でも、私がもっとがんばれば、もっと、もっと、ああできたはず。こうできたはず。そんな思いばかり押し寄せてきました。
そこでまた、本書に登場したやまぐちめぐみさんの、「個展が終わるたびに落ち込む」という言葉を思い出しました。こういう感じなんだろうか? やまぐちさんは、ご自分で作品を手がけているから、それでもまた、つぎの個展に挑んでいくわけだけれど、私にはつぎはない。そのときは本気でそう、強く思ったのです。
ひと晩寝て翌日は、うちの次男の保育園の運動会でした。イベントのつぎの日に朝から弁当づくりだなんてと、直前までは疲労感でいっぱいでしたが、いざ運動会に出向くと、そこには子どもたちのかわいい姿と、仲良しのママさん・パパさんたちとのたのしい会話があって、私の昨日までの心の緊張も、あっという間にほぐれていきました。仕事と家庭と、ふたつあると、それはたいへんではありますが、こうやって、気持ちを切り替えさせてくれることは、とてもありがたいことだとつくづく思いました。
そして、運動会を終えて帰宅したとき、私の目に飛び込んできたのは、前日のイベントにきてくださったみなさんからいただいた、お花でした。うれしかったなあ。お花をながめていると、素直な気持ちがまっすぐにこみあげてきました。そして、来てくださった方、みなさんの顔が順に思い浮かんできて……。気がつくと、昨夜に感じた私の心の痛みはすっかり消えていました。
その後にこみあげてきたのが、「終わったんだ」という達成感です。この書籍をつくるにあたって、構想から考えると軽く2年以上が経過していました。原稿を書き終えても、校了しても、本が書店に並んでも、まだまだ終わらないような気がしていましたが、お世話になった作家さんと約束したイベントを終了した今、このときに、ようやく終わったと、思えることができたのです。

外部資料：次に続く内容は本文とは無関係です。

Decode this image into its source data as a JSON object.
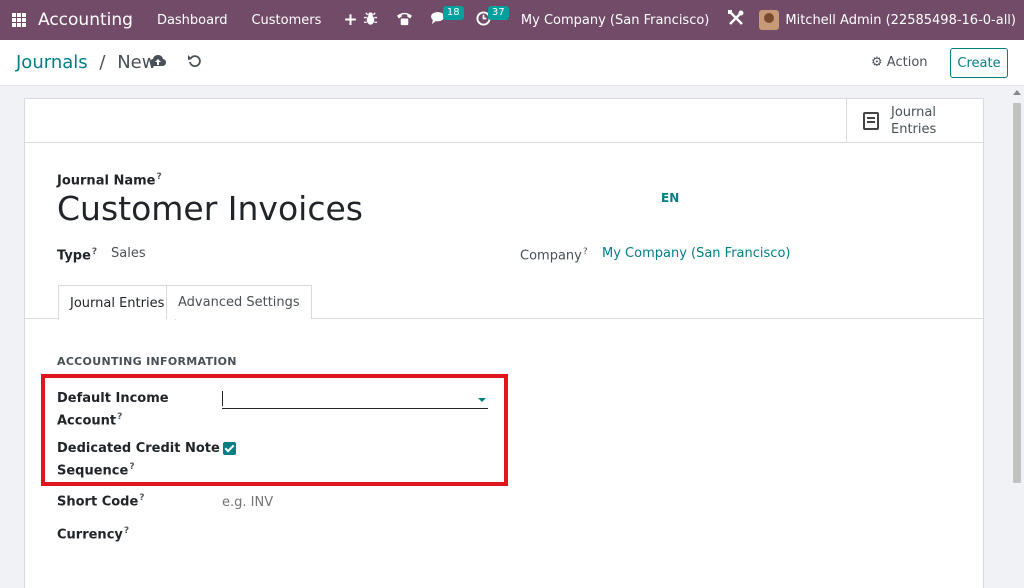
{
  "navbar": {
    "app_name": "Accounting",
    "menu": [
      "Dashboard",
      "Customers"
    ],
    "plus_icon": "+",
    "messages_count": "18",
    "activities_count": "37",
    "company": "My Company (San Francisco)",
    "user": "Mitchell Admin (22585498-16-0-all)",
    "brand_color": "#714b67"
  },
  "control_panel": {
    "breadcrumb_parent": "Journals",
    "breadcrumb_separator": "/",
    "breadcrumb_current": "New",
    "action_label": "Action",
    "create_label": "Create"
  },
  "sheet": {
    "stat_button_line1": "Journal",
    "stat_button_line2": "Entries",
    "journal_name_label": "Journal Name",
    "journal_name_value": "Customer Invoices",
    "lang": "EN",
    "type_label": "Type",
    "type_value": "Sales",
    "company_label": "Company",
    "company_value": "My Company (San Francisco)",
    "help_mark": "?",
    "tabs": [
      "Journal Entries",
      "Advanced Settings"
    ],
    "section_title": "ACCOUNTING INFORMATION",
    "default_income_label_1": "Default Income",
    "default_income_label_2": "Account",
    "credit_note_label_1": "Dedicated Credit Note",
    "credit_note_label_2": "Sequence",
    "credit_note_checked": true,
    "short_code_label": "Short Code",
    "short_code_placeholder": "e.g. INV",
    "currency_label": "Currency",
    "accent_color": "#017e84",
    "highlight_color": "#e0161e"
  }
}
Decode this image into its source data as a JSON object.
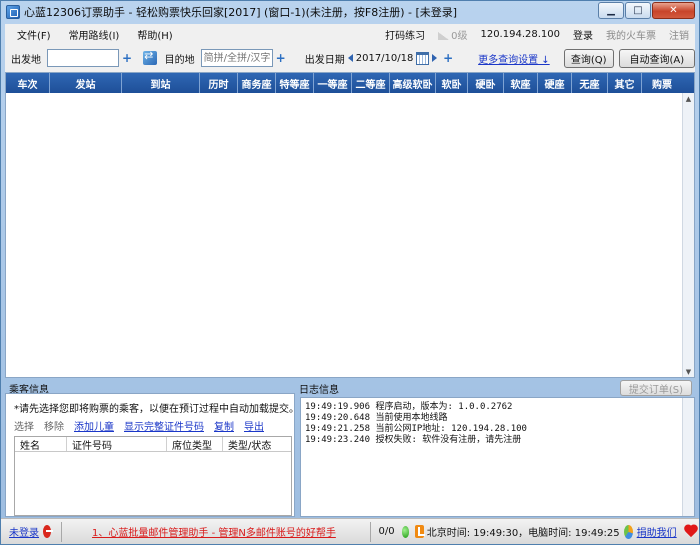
{
  "window": {
    "title": "心蓝12306订票助手 - 轻松购票快乐回家[2017] (窗口-1)(未注册，按F8注册) - [未登录]",
    "min_glyph": "▁",
    "max_glyph": "□",
    "close_glyph": "✕"
  },
  "menu": {
    "file": "文件(F)",
    "routes": "常用路线(I)",
    "help": "帮助(H)",
    "captcha": "打码练习",
    "level": "0级",
    "ip": "120.194.28.100",
    "login": "登录",
    "my_tickets": "我的火车票",
    "logout": "注销"
  },
  "query": {
    "from_label": "出发地",
    "from_value": "",
    "to_label": "目的地",
    "to_placeholder": "简拼/全拼/汉字",
    "date_label": "出发日期",
    "date_value": "2017/10/18",
    "more_settings": "更多查询设置 ↓",
    "search_btn": "查询(Q)",
    "auto_search_btn": "自动查询(A)",
    "plus": "+"
  },
  "grid": {
    "columns": [
      "车次",
      "发站",
      "到站",
      "历时",
      "商务座",
      "特等座",
      "一等座",
      "二等座",
      "高级软卧",
      "软卧",
      "硬卧",
      "软座",
      "硬座",
      "无座",
      "其它",
      "购票"
    ],
    "scroll_up": "▲",
    "scroll_down": "▼"
  },
  "passenger": {
    "title": "乘客信息",
    "hint": "*请先选择您即将购票的乘客，以便在预订过程中自动加载提交。",
    "select": "选择",
    "remove": "移除",
    "add_child": "添加儿童",
    "show_full_id": "显示完整证件号码",
    "copy": "复制",
    "export": "导出",
    "columns": [
      "姓名",
      "证件号码",
      "席位类型",
      "类型/状态"
    ]
  },
  "log": {
    "title": "日志信息",
    "submit_btn": "提交订单(S)",
    "lines": [
      "19:49:19.906 程序启动，版本为: 1.0.0.2762",
      "19:49:20.648 当前使用本地线路",
      "19:49:21.258 当前公网IP地址: 120.194.28.100",
      "19:49:23.240 授权失败: 软件没有注册，请先注册"
    ]
  },
  "status": {
    "login_status": "未登录",
    "ad_text": "1、心蓝批量邮件管理助手 - 管理N多邮件账号的好帮手",
    "count": "0/0",
    "beijing_time": "北京时间: 19:49:30，电脑时间: 19:49:25",
    "donate": "捐助我们"
  }
}
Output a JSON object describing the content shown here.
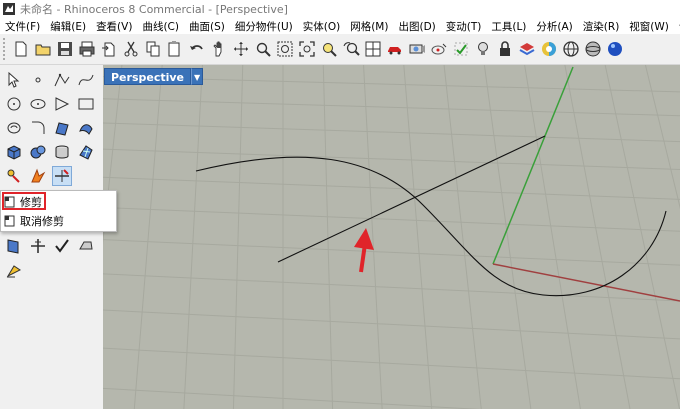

週があけて月曜日。イベントのお礼をかねて、関係者と連絡をとるうちに、話題はつぎの企画へと流れていきました。そう、私にはつぎにやりたいことが待っています。本書の取材を通じて、作家さんたちのものづくりへの姿勢を見せていただき、思ったことは、「私もがんばって原稿を書きたい」ということでした。みなさんがものづくりに打ち込むように、私ももっと、もっと、誰かの役に立つ文章が書けるようになりたい。
さて、つぎの企画はどうやって動かしていきましょうか。どんな構成で、どんな方に取材をして……。そうして仕上がったときには、やっぱりカフェで、みなさんに見てもらいたいですよね!
気がつくとまた、イベントを企てている私がいました。
「出会いがあるのがたのしい(イシイリョウコさん)」、「好きを共有できるのがうれしい(CHICU+CHICU 5/31さん)」「とにかく誰かに伝えたい(四分一亜紀さん)」
本書に登場した作家さんたちは、口々に発表会の魅力を語ってくれました。
それを実感するためには、自分でもやってみるのがイチバンです。まだまだ未熟な私ですが、今回の経験があるからこそ、次回はまた、違う感じにできるような気がします。今度はああしよう、こうしよう。来てくださるみなさんは、どんなふうにすごせるのがベストかな? あれこれ考えていたら、だんだんたのしくなってきました。
やっぱり発表会をひらこう!
次回もどこかで、みなさまにお目にかかれますように。